Gonzalez, meanwhile, survived the crash despite sustaining a broken femur and pelvis. Police investigators spoke with her at Jackson Memorial Hospital’s Ryder Trauma Center mere hours after the crash. Officer Hernandez summarized her statements thusly:
On Sunday May 27th, 2018, the group decided to go to Whiskey Joe’s on Key Biscayne to have lunch. She stated the driver ate lunch and drank a Red Bull. She denies he drank any alcoholic beverages. She stated as they were leaving, they saw a police car and thought that the police officer was there for them. She stated that they were one of the first ones to leave but they pulled over to wait for some friends. Once the friends passed by, she noticed the police car was behind their friends. The victim sped up to catch up to his friends and when they drove into the curve, they were thrown off.
But CIP staff members noted in July that the recordings of Gonzalez’s statements included far more information than what officers had written. For one, she told the cops there were multiple cars involved that day, but Hernandez refers to only a single cruiser in his report. Oddly, Gonzalez also did not discuss eating or drinking anything, but Hernandez wrote she denied ingesting alcohol.
Gonzalez said she remained conscious throughout the incident. At one point in the interview, Hernandez himself asked if there were “two police cars” following her and her husband, and she stated that two more cops then appeared.

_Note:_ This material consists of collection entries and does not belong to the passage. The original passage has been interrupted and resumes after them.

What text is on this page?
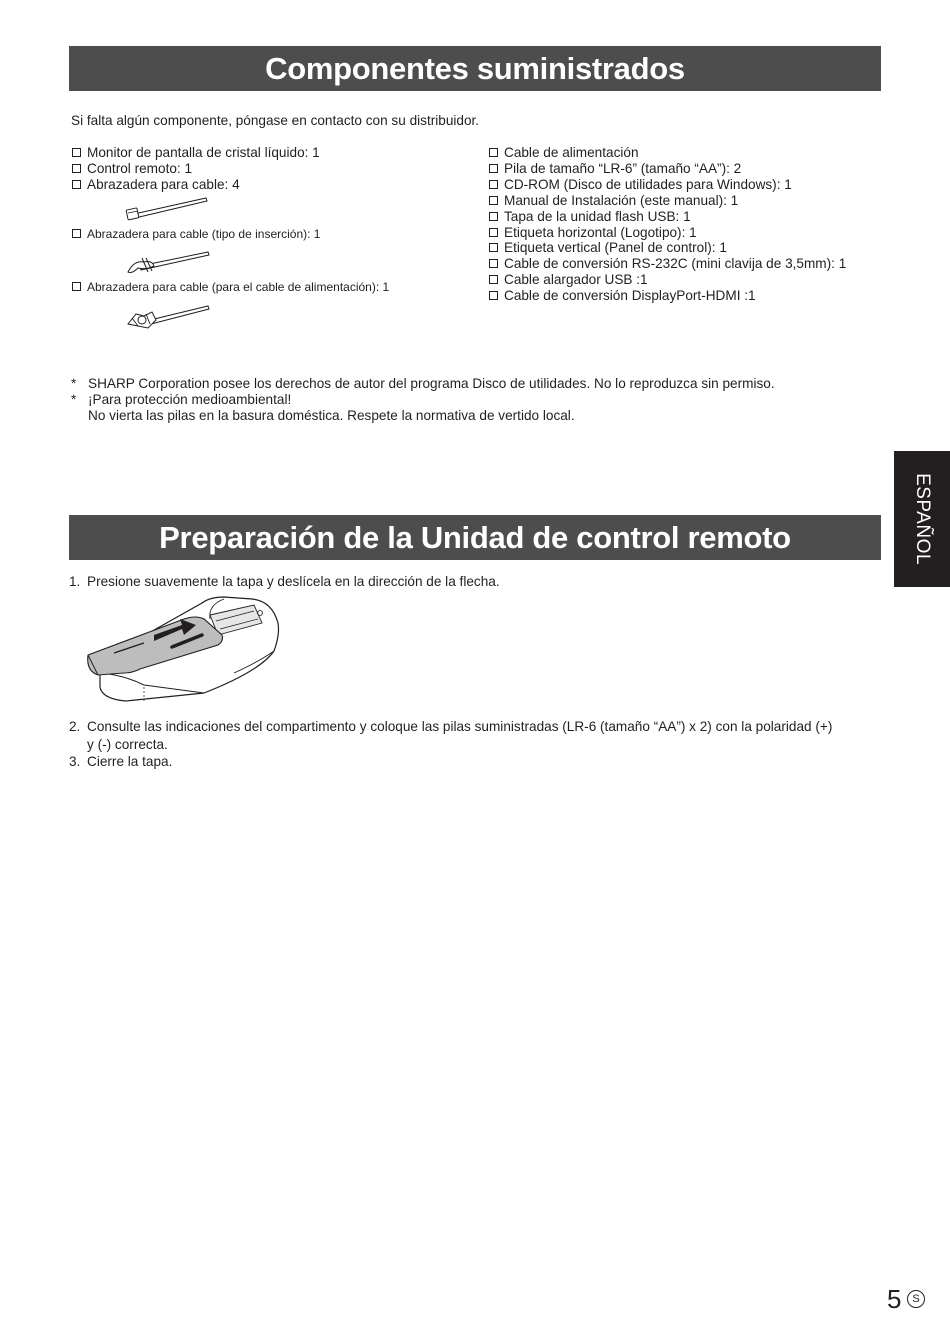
Componentes suministrados
Si falta algún componente, póngase en contacto con su distribuidor.
Monitor de pantalla de cristal líquido: 1
Control remoto: 1
Abrazadera para cable: 4
Abrazadera para cable (tipo de inserción): 1
Abrazadera para cable (para el cable de alimentación): 1
Cable de alimentación
Pila de tamaño “LR-6” (tamaño “AA”): 2
CD-ROM (Disco de utilidades para Windows): 1
Manual de Instalación (este manual): 1
Tapa de la unidad flash USB: 1
Etiqueta horizontal (Logotipo): 1
Etiqueta vertical (Panel de control): 1
Cable de conversión RS-232C (mini clavija de 3,5mm): 1
Cable alargador USB :1
Cable de conversión DisplayPort-HDMI :1
* SHARP Corporation posee los derechos de autor del programa Disco de utilidades. No lo reproduzca sin permiso.
* ¡Para protección medioambiental!
No vierta las pilas en la basura doméstica. Respete la normativa de vertido local.
ESPAÑOL
Preparación de la Unidad de control remoto
1. Presione suavemente la tapa y deslícela en la dirección de la flecha.
2. Consulte las indicaciones del compartimento y coloque las pilas suministradas (LR-6 (tamaño “AA”) x 2) con la polaridad (+)
y (-) correcta.
3. Cierre la tapa.
5 S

“They were pushing us over [to] the side,” she told Hernandez from the hospital. She added, “Once we had to go over [to] the side. We were going here, and they were basically cornering us. And it was stuck to us. And that’s when, when my husband was close to the curve, and I don’t know what happened in the curve. That we flew, the bike stayed up.”

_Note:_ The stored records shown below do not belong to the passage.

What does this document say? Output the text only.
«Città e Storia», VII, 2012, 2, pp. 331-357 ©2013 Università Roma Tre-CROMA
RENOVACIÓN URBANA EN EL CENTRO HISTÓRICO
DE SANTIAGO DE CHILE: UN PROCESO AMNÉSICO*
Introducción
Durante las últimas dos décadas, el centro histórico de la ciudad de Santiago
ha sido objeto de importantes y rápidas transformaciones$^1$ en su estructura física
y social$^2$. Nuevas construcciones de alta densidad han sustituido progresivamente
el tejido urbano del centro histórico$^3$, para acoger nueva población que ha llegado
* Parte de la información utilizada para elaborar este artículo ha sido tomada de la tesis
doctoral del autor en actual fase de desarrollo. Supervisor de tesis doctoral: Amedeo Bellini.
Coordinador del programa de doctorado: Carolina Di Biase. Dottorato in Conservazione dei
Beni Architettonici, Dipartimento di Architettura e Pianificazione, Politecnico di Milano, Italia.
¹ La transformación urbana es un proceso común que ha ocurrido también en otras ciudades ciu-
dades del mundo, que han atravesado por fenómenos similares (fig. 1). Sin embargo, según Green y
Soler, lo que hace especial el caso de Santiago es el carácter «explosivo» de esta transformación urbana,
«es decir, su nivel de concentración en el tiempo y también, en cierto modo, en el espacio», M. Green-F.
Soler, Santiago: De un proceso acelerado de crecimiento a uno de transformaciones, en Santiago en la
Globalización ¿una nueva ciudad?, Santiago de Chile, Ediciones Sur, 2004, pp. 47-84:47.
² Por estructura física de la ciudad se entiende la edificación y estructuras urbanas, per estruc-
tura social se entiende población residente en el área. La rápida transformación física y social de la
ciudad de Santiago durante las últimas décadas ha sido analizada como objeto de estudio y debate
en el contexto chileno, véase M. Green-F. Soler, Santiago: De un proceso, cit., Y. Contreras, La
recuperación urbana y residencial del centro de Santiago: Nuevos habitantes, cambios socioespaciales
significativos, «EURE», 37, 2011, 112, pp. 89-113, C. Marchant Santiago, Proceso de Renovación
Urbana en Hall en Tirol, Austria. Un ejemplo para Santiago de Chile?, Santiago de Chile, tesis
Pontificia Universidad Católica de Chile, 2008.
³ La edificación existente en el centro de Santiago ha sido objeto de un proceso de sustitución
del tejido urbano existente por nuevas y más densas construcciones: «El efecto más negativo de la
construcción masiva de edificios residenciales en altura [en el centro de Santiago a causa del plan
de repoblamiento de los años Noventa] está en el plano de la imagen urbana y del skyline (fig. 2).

The police report, however, made no mention of multiple cop cars or Gonzalez’s contention that any officers had cornered them just before the bike crashed into the retaining wall. Gonazlez said she felt a “bump” before her husband lost control of the bike.
Hernandez reinterviewed Gonzalez less than two hours later. She again told him there appeared to be three or four cop cars involved and that one officer had been “bumper to bumper” with the bike right before it crashed. Again, those statements did not appear in Hernandez’s recounting of the events. In a third interview, Gonzalez stated the cops never turned on their sirens or instructed her husband to stop.

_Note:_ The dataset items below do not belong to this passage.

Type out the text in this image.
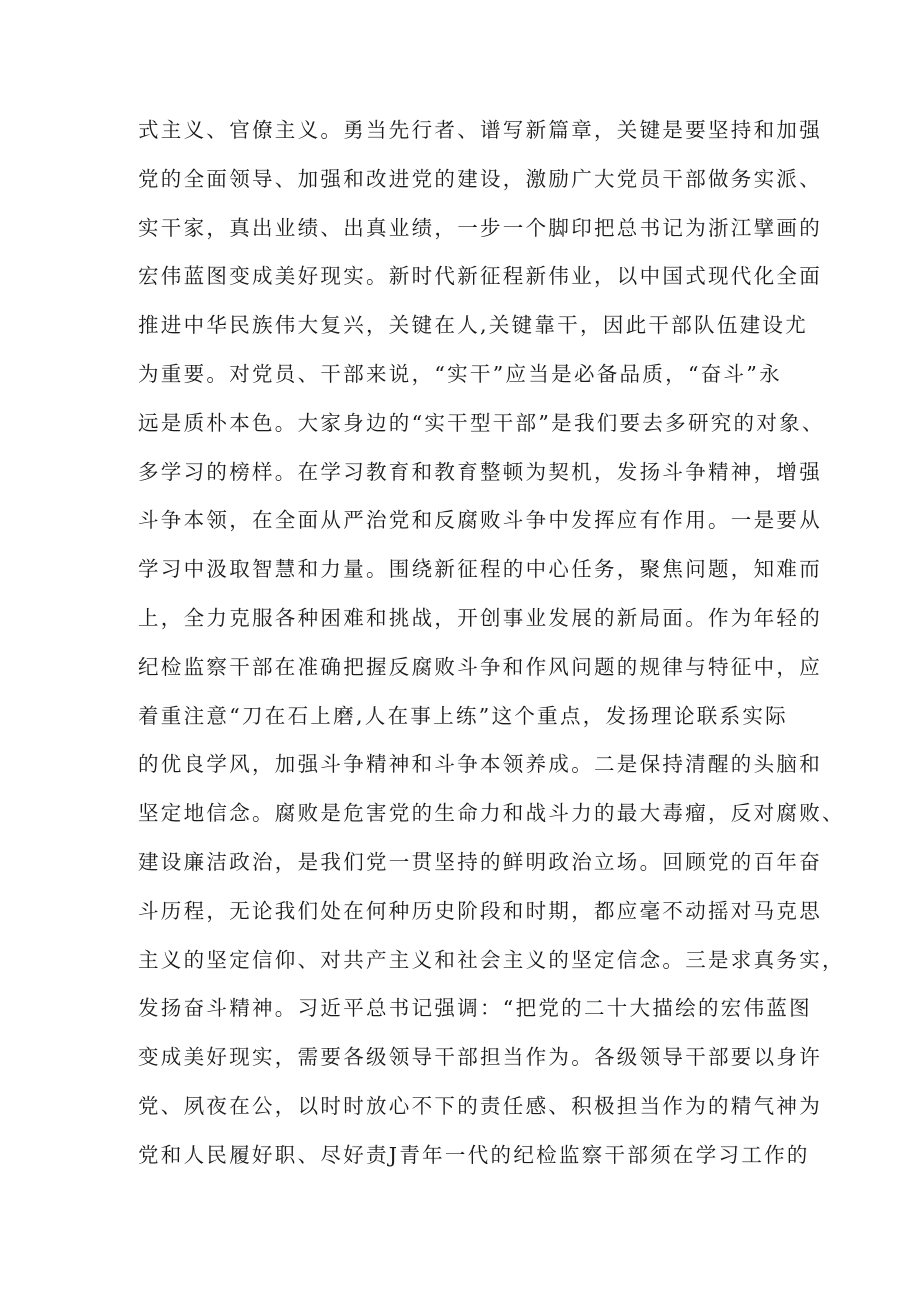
式主义、官僚主义。勇当先行者、谱写新篇章，关键是要坚持和加强
党的全面领导、加强和改进党的建设，激励广大党员干部做务实派、
实干家，真出业绩、出真业绩，一步一个脚印把总书记为浙江擘画的
宏伟蓝图变成美好现实。新时代新征程新伟业，以中国式现代化全面
推进中华民族伟大复兴，关键在人,关键靠干，因此干部队伍建设尤
为重要。对党员、干部来说，“实干”应当是必备品质，“奋斗”永
远是质朴本色。大家身边的“实干型干部”是我们要去多研究的对象、
多学习的榜样。在学习教育和教育整顿为契机，发扬斗争精神，增强
斗争本领，在全面从严治党和反腐败斗争中发挥应有作用。一是要从
学习中汲取智慧和力量。围绕新征程的中心任务，聚焦问题，知难而
上，全力克服各种困难和挑战，开创事业发展的新局面。作为年轻的
纪检监察干部在准确把握反腐败斗争和作风问题的规律与特征中，应
着重注意“刀在石上磨,人在事上练”这个重点，发扬理论联系实际
的优良学风，加强斗争精神和斗争本领养成。二是保持清醒的头脑和
坚定地信念。腐败是危害党的生命力和战斗力的最大毒瘤，反对腐败、
建设廉洁政治，是我们党一贯坚持的鲜明政治立场。回顾党的百年奋
斗历程，无论我们处在何种历史阶段和时期，都应毫不动摇对马克思
主义的坚定信仰、对共产主义和社会主义的坚定信念。三是求真务实，
发扬奋斗精神。习近平总书记强调：“把党的二十大描绘的宏伟蓝图
变成美好现实，需要各级领导干部担当作为。各级领导干部要以身许
党、夙夜在公，以时时放心不下的责任感、积极担当作为的精气神为
党和人民履好职、尽好责J青年一代的纪检监察干部须在学习工作的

One-third of police chases end in crashes, and those incidents often involve innocent bystanders or people attempting to evade low-level charges. So, for decades, cops have been instructed not to chase suspects at high speeds unless the pursuit is absolutely necessary. MPD, for example, instructs officers to engage in high-speed pursuits only when a violent felony has occurred.
After the scathing July CIP meeting in which various panel members called the police response “incompetent,” “shoddy,” seemingly flawed “by design,” and possibly a “cover-up,” MPD said it would reinvestigate the case. The new probe remains ongoing. In the meantime, CIP staff this month recommended sustaining “negligence of duty” violations against Hernandez. The full panel will vote on those charges next Tuesday.